In this study, the inclusion of radiation exposure to patients emphasises the importance of the national optimisation process in X-ray imaging practice as well as ensuring staff safety. In setting an optimisation strategy for a country, it is important that the choice of examinations be based on collective dose contribution and the frequency of the examinations, to maximise the overall benefit to the population. Analysis of patient dose, and review of DRLs, should be performed at least twice a year. Local diagnostic reference levels (LDRLs) are dynamic and always changing with respect to current hospital equipment and the examinations performed within a specific facility.

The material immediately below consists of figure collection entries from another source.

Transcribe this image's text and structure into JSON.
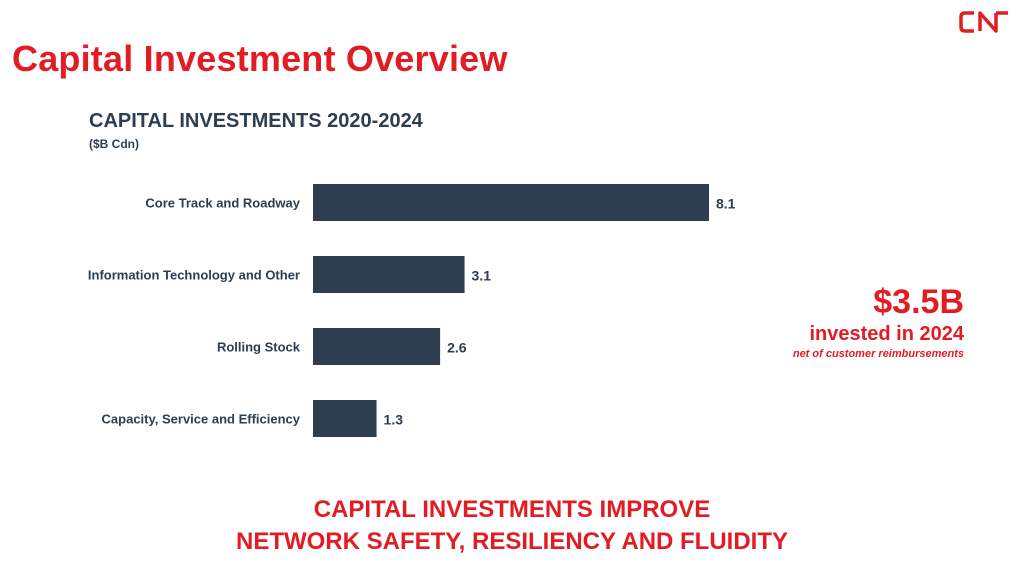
{
  "brand": {
    "logo_text": "CN",
    "accent_color": "#e31b23",
    "bar_color": "#2c3e50"
  },
  "header": {
    "title": "Capital Investment Overview"
  },
  "chart_data": {
    "type": "bar",
    "orientation": "horizontal",
    "title": "CAPITAL INVESTMENTS 2020-2024",
    "subtitle": "($B Cdn)",
    "categories": [
      "Core Track and Roadway",
      "Information Technology and Other",
      "Rolling Stock",
      "Capacity, Service and Efficiency"
    ],
    "values": [
      8.1,
      3.1,
      2.6,
      1.3
    ],
    "value_labels": [
      "8.1",
      "3.1",
      "2.6",
      "1.3"
    ],
    "xlim": [
      0,
      8.1
    ],
    "grid": false,
    "legend": "none"
  },
  "callout": {
    "amount": "$3.5B",
    "text": "invested in 2024",
    "note": "net of customer reimbursements"
  },
  "footer": {
    "line1": "CAPITAL INVESTMENTS IMPROVE",
    "line2": "NETWORK SAFETY, RESILIENCY AND FLUIDITY"
  }
}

The QMI is derived from the scores accumulated from quality indicators that quantify performance in a step-by-step evaluation process. QMI is relevant to employees, managers, patients, equipment manufacturers, health authorities and regulatory authorities. QMI can enhance problem identification and teamwork within an institution.

Conclusion

The present study has set out the status/level of the scientific and technical knowledge available towards integrating quality management and instituting effective radiological protection of patients in clinical practice. The study shows how to merge the role of hospital administrators, use of equipment performance tests and patient dose measurements without compromising clinical images, while achieving radiological protection. The information presented provides for a systematic evidence-based approach for the development of radiological practice guidelines that specify clinical purpose, technical conduct of the procedure, image quality criteria, unique patient characteristics, and other appropriate factors including the radiological protection of patients as part of a QA programme.

We determined in this study that QA compliance in Kenyan medical imaging facilities is good, but with room for improvement. At the end of the study period, each participating facility received an evaluation report and recommendations. Seminar presentations were prepared for imaging professionals, equipment suppliers, and hospital administrators. The study thus provides baseline information that supports the urgent need for comprehensive QA via training, adequate regulations, professional certifications, clinical image quality guidelines, and accreditation of medical imaging facilities. The QMI is a unique performance assessment tool, suitable for HCL IV countries such as Kenya, for regularly measuring, monitoring and benchmarking the national quality improvement in radiology.

Acknowledgements. We sincerely thank the management and radiology staff of the hospitals that participated in the IAEA Project (RAF/9/033: Strengthening Radiological Protection of Patient and Medical Exposure Control), and the IAEA for their support.